Transgender inclusion in sport could be improved by adding ‘open’ and ‘universal’ categories to male and female ones, new guidance says.
A wide-ranging review of transgender inclusion in non-elite sport in the UK has concluded the current policies are not fit for purpose and require a reset.
The Sports Councils Equality Group (SCEG) said “for many sports, the inclusion of transgender people, fairness and safety cannot co-exist in a single competitive model”.
The guidance covers community sport up to national level – not international, professional or elite sport.
It says the governing bodies for each sport should work out their priorities, and choose whether they will focus on inclusion or “competitive fairness” – and safety if relevant – within the current format of their sport.
So for example, contact, collision and combat sports which choose to prioritise safety – or sports based on strength, stamina or physique which choose to prioritise “competitive fairness” – could create extra “universal admission” categories for transgender athletes.
The new guidance has been developed by Sport England, Sport Scotland, Sport Northern Ireland, Sport Wales and UK Sport after an 18-month consultation and review of the existing research.
It concludes “testosterone suppression is unlikely to guarantee fairness between transgender women and natal females in gender-affected sports” and there are “retained differences in strength, stamina and physique between the average woman compared with the average transgender woman or non-binary person registered male at birth”.

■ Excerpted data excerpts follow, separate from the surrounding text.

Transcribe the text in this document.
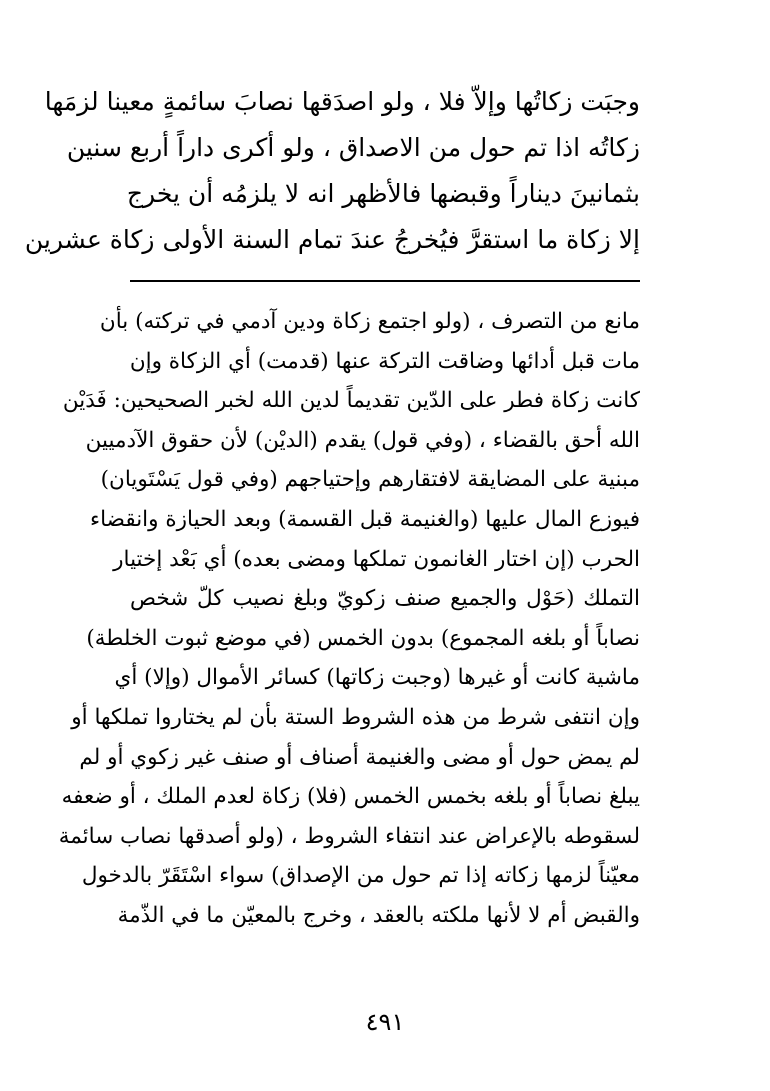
وجبَت زكاتُها وإلاّ فلا ، ولو اصدَقها نصابَ سائمةٍ معينا لزمَها
زكاتُه اذا تم حول من الاصداق ، ولو أكرى داراً أربع سنين
بثمانينَ ديناراً وقبضها فالأظهر انه لا يلزمُه أن يخرج
إلا زكاة ما استقرَّ فيُخرجُ عندَ تمام السنة الأولى زكاة عشرين
مانع من التصرف ، (ولو اجتمع زكاة ودين آدمي في تركته) بأن
مات قبل أدائها وضاقت التركة عنها (قدمت) أي الزكاة وإن
كانت زكاة فطر على الدّين تقديماً لدين الله لخبر الصحيحين: فَدَيْن
الله أحق بالقضاء ، (وفي قول) يقدم (الديْن) لأن حقوق الآدميين
مبنية على المضايقة لافتقارهم وإحتياجهم (وفي قول يَسْتَويان)
فيوزع المال عليها (والغنيمة قبل القسمة) وبعد الحيازة وانقضاء
الحرب (إن اختار الغانمون تملكها ومضى بعده) أي بَعْد إختيار
التملك (حَوْل والجميع صنف زكويّ وبلغ نصيب كلّ شخص
نصاباً أو بلغه المجموع) بدون الخمس (في موضع ثبوت الخلطة)
ماشية كانت أو غيرها (وجبت زكاتها) كسائر الأموال (وإلا) أي
وإن انتفى شرط من هذه الشروط الستة بأن لم يختاروا تملكها أو
لم يمض حول أو مضى والغنيمة أصناف أو صنف غير زكوي أو لم
يبلغ نصاباً أو بلغه بخمس الخمس (فلا) زكاة لعدم الملك ، أو ضعفه
لسقوطه بالإعراض عند انتفاء الشروط ، (ولو أصدقها نصاب سائمة
معيّناً لزمها زكاته إذا تم حول من الإصداق) سواء اسْتَقَرّ بالدخول
والقبض أم لا لأنها ملكته بالعقد ، وخرج بالمعيّن ما في الذّمة
٤٩١
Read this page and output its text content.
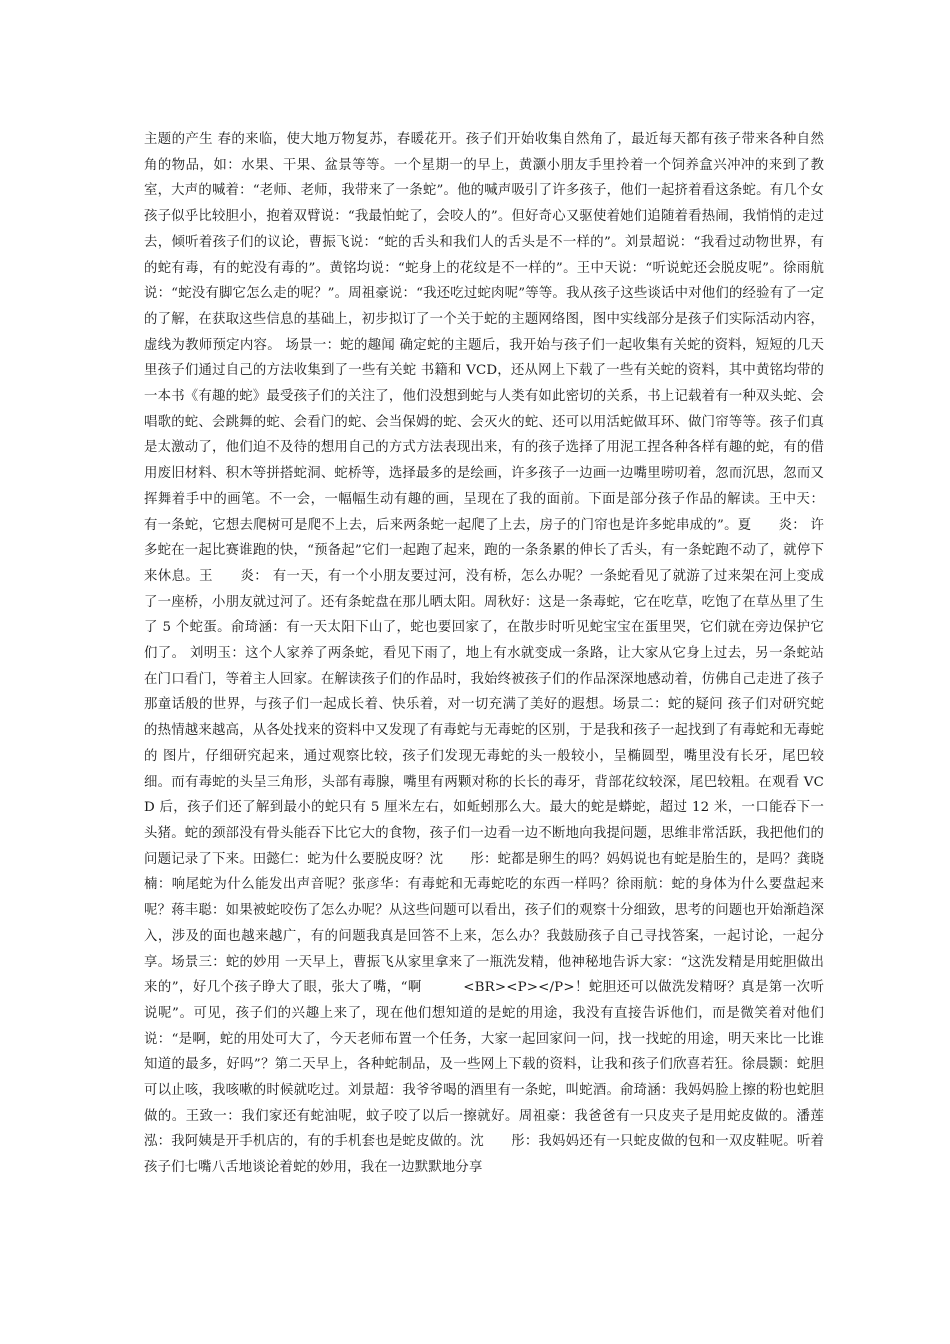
主题的产生 春的来临，使大地万物复苏，春暖花开。孩子们开始收集自然角了，最近每天都有孩子带来各种自然角的物品，如：水果、干果、盆景等等。一个星期一的早上，黄灏小朋友手里拎着一个饲养盒兴冲冲的来到了教室，大声的喊着：“老师、老师，我带来了一条蛇”。他的喊声吸引了许多孩子，他们一起挤着看这条蛇。有几个女孩子似乎比较胆小，抱着双臂说：“我最怕蛇了，会咬人的”。但好奇心又驱使着她们追随着看热闹，我悄悄的走过去，倾听着孩子们的议论，曹振飞说：“蛇的舌头和我们人的舌头是不一样的”。刘景超说：“我看过动物世界，有的蛇有毒，有的蛇没有毒的”。黄铭均说：“蛇身上的花纹是不一样的”。王中天说：“听说蛇还会脱皮呢”。徐雨航说：“蛇没有脚它怎么走的呢？”。周祖豪说：“我还吃过蛇肉呢”等等。我从孩子这些谈话中对他们的经验有了一定的了解，在获取这些信息的基础上，初步拟订了一个关于蛇的主题网络图，图中实线部分是孩子们实际活动内容，虚线为教师预定内容。 场景一：蛇的趣闻 确定蛇的主题后，我开始与孩子们一起收集有关蛇的资料，短短的几天里孩子们通过自己的方法收集到了一些有关蛇 书籍和 VCD，还从网上下载了一些有关蛇的资料，其中黄铭均带的一本书《有趣的蛇》最受孩子们的关注了，他们没想到蛇与人类有如此密切的关系，书上记载着有一种双头蛇、会唱歌的蛇、会跳舞的蛇、会看门的蛇、会当保姆的蛇、会灭火的蛇、还可以用活蛇做耳环、做门帘等等。孩子们真是太激动了，他们迫不及待的想用自己的方式方法表现出来，有的孩子选择了用泥工捏各种各样有趣的蛇，有的借用废旧材料、积木等拼搭蛇洞、蛇桥等，选择最多的是绘画，许多孩子一边画一边嘴里唠叨着，忽而沉思，忽而又挥舞着手中的画笔。不一会，一幅幅生动有趣的画，呈现在了我的面前。下面是部分孩子作品的解读。王中天： 有一条蛇，它想去爬树可是爬不上去，后来两条蛇一起爬了上去，房子的门帘也是许多蛇串成的”。夏　　炎： 许多蛇在一起比赛谁跑的快，“预备起”它们一起跑了起来，跑的一条条累的伸长了舌头，有一条蛇跑不动了，就停下来休息。王　　炎： 有一天，有一个小朋友要过河，没有桥，怎么办呢？一条蛇看见了就游了过来架在河上变成了一座桥，小朋友就过河了。还有条蛇盘在那儿晒太阳。周秋好：这是一条毒蛇，它在吃草，吃饱了在草丛里了生了 5 个蛇蛋。俞琦涵：有一天太阳下山了，蛇也要回家了，在散步时听见蛇宝宝在蛋里哭，它们就在旁边保护它们了。 刘明玉：这个人家养了两条蛇，看见下雨了，地上有水就变成一条路，让大家从它身上过去，另一条蛇站在门口看门，等着主人回家。在解读孩子们的作品时，我始终被孩子们的作品深深地感动着，仿佛自己走进了孩子那童话般的世界，与孩子们一起成长着、快乐着，对一切充满了美好的遐想。场景二：蛇的疑问 孩子们对研究蛇的热情越来越高，从各处找来的资料中又发现了有毒蛇与无毒蛇的区别，于是我和孩子一起找到了有毒蛇和无毒蛇的 图片，仔细研究起来，通过观察比较，孩子们发现无毒蛇的头一般较小，呈椭圆型，嘴里没有长牙，尾巴较细。而有毒蛇的头呈三角形，头部有毒腺，嘴里有两颗对称的长长的毒牙，背部花纹较深，尾巴较粗。在观看 VCD 后，孩子们还了解到最小的蛇只有 5 厘米左右，如蚯蚓那么大。最大的蛇是蟒蛇，超过 12 米，一口能吞下一头猪。蛇的颈部没有骨头能吞下比它大的食物，孩子们一边看一边不断地向我提问题，思维非常活跃，我把他们的问题记录了下来。田懿仁：蛇为什么要脱皮呀？沈　　彤：蛇都是卵生的吗？妈妈说也有蛇是胎生的，是吗？龚晓楠：响尾蛇为什么能发出声音呢？张彦华：有毒蛇和无毒蛇吃的东西一样吗？徐雨航：蛇的身体为什么要盘起来呢？蒋丰聪：如果被蛇咬伤了怎么办呢？从这些问题可以看出，孩子们的观察十分细致，思考的问题也开始渐趋深入，涉及的面也越来越广，有的问题我真是回答不上来，怎么办？我鼓励孩子自己寻找答案，一起讨论，一起分享。场景三：蛇的妙用 一天早上，曹振飞从家里拿来了一瓶洗发精，他神秘地告诉大家：“这洗发精是用蛇胆做出来的”，好几个孩子睁大了眼，张大了嘴，“啊　　　<BR><P></P>！蛇胆还可以做洗发精呀？真是第一次听说呢”。可见，孩子们的兴趣上来了，现在他们想知道的是蛇的用途，我没有直接告诉他们，而是微笑着对他们说：“是啊，蛇的用处可大了，今天老师布置一个任务，大家一起回家问一问，找一找蛇的用途，明天来比一比谁知道的最多，好吗”？第二天早上，各种蛇制品，及一些网上下载的资料，让我和孩子们欣喜若狂。徐晨颢：蛇胆可以止咳，我咳嗽的时候就吃过。刘景超：我爷爷喝的酒里有一条蛇，叫蛇酒。俞琦涵：我妈妈脸上擦的粉也蛇胆做的。王致一：我们家还有蛇油呢，蚊子咬了以后一擦就好。周祖豪：我爸爸有一只皮夹子是用蛇皮做的。潘莲泓：我阿姨是开手机店的，有的手机套也是蛇皮做的。沈　　彤：我妈妈还有一只蛇皮做的包和一双皮鞋呢。听着孩子们七嘴八舌地谈论着蛇的妙用，我在一边默默地分享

“In order to survive and thrive in the future, sport must adapt to reflect modern society, and that often, it is too slow to do so,” the guidance says.
It states that if sports choose to continue categorising participants within male and female, they are encouraged to consider creating additional versions of their sports, including “universal admission” or open categories.
Governing bodies are encouraged to “think in innovative and creative ways to ensure nobody is left out”.
There are 10 guiding principles for the “reimagining” of transgender inclusion policies.
One of those relates specifically to testosterone suppression, which has been used as a way of including transgender women in women’s sport.
The International Olympic Committee (IOC), for example, issued guidance in 2015 stating transgender women must suppress testosterone levels for at least 12 months before competition.
Updated guidance from the IOC was recently delayed, though its medical and science director, Dr Richard Budgett, said in July that the science has “moved on” from 2015.
The SCEG said: “Our work exploring the latest research, evidence and studies made clear that there are retained differences in strength, stamina and physique between the average woman compared with the average transgender woman or non-binary person registered male at birth, with or without testosterone suppression.”
In the Tokyo 2020 Olympics this summer, transgender athlete Laurel Hubbard made Games history by competing in the women’s +87kg weightlifting.
Hubbard became the first openly transgender athlete to compete at a Games in a different gender category to the one in which they were born.
In October last year, World Rugby became the first international sports federation to say transgender women cannot compete at the elite and international level of the women’s game “on safety grounds”.
The review has been described by those in charge of the sports councils as a “challenging and emotive piece of work”, consisting of an independent consultation including interviews and surveys, involving respondents from 54 sports and 175 organisations.
A foreword written by the chief executives of the sports councils says: “We want this guidance to open up, rather than close down opportunities for everyone, recognising that many other people already feel excluded from sport and physical activity.
“While our consultation found that there was widespread support for ensuring that sport was a welcoming place for everyone in society, including for transgender people, it also highlighted that there were concerns relating to safety and fairness in relation to transgender inclusion, particularly in female sport, and that there was no consensus on a single solution as to how this should be addressed.”
What else did the report say?
Here are some further key points from the review and guidance:
- There is no one solution to suit everyone. The guidance recognises there needs to be different solutions for different sports, so it is about acknowledging the needs of different groups.
- For many sports, the inclusion of transgender people, fairness and safety cannot co-exist in a single competitive model.
- If a sport governing body considers transgender inclusion, fairness, and safety are all priorities, then a model for decision-making around the best options and opportunities should be developed.
- Evidence indicates it is fair and safe for transgender people to be included within the male category in most sports.
- Competitive fairness cannot be reconciled with self-identification into the female category in gender-affected sport.
- There are likely to be times in which some transgender people cannot or choose not to be registered, either in the short or long-term, within sex binary categories..
- ‘Case-by-case’ assessment is unlikely to be practical nor verifiable for entry into gender-affected sports.
- Some governing bodies will need to create a mechanism where domestic competition can lead to an international competition pathway.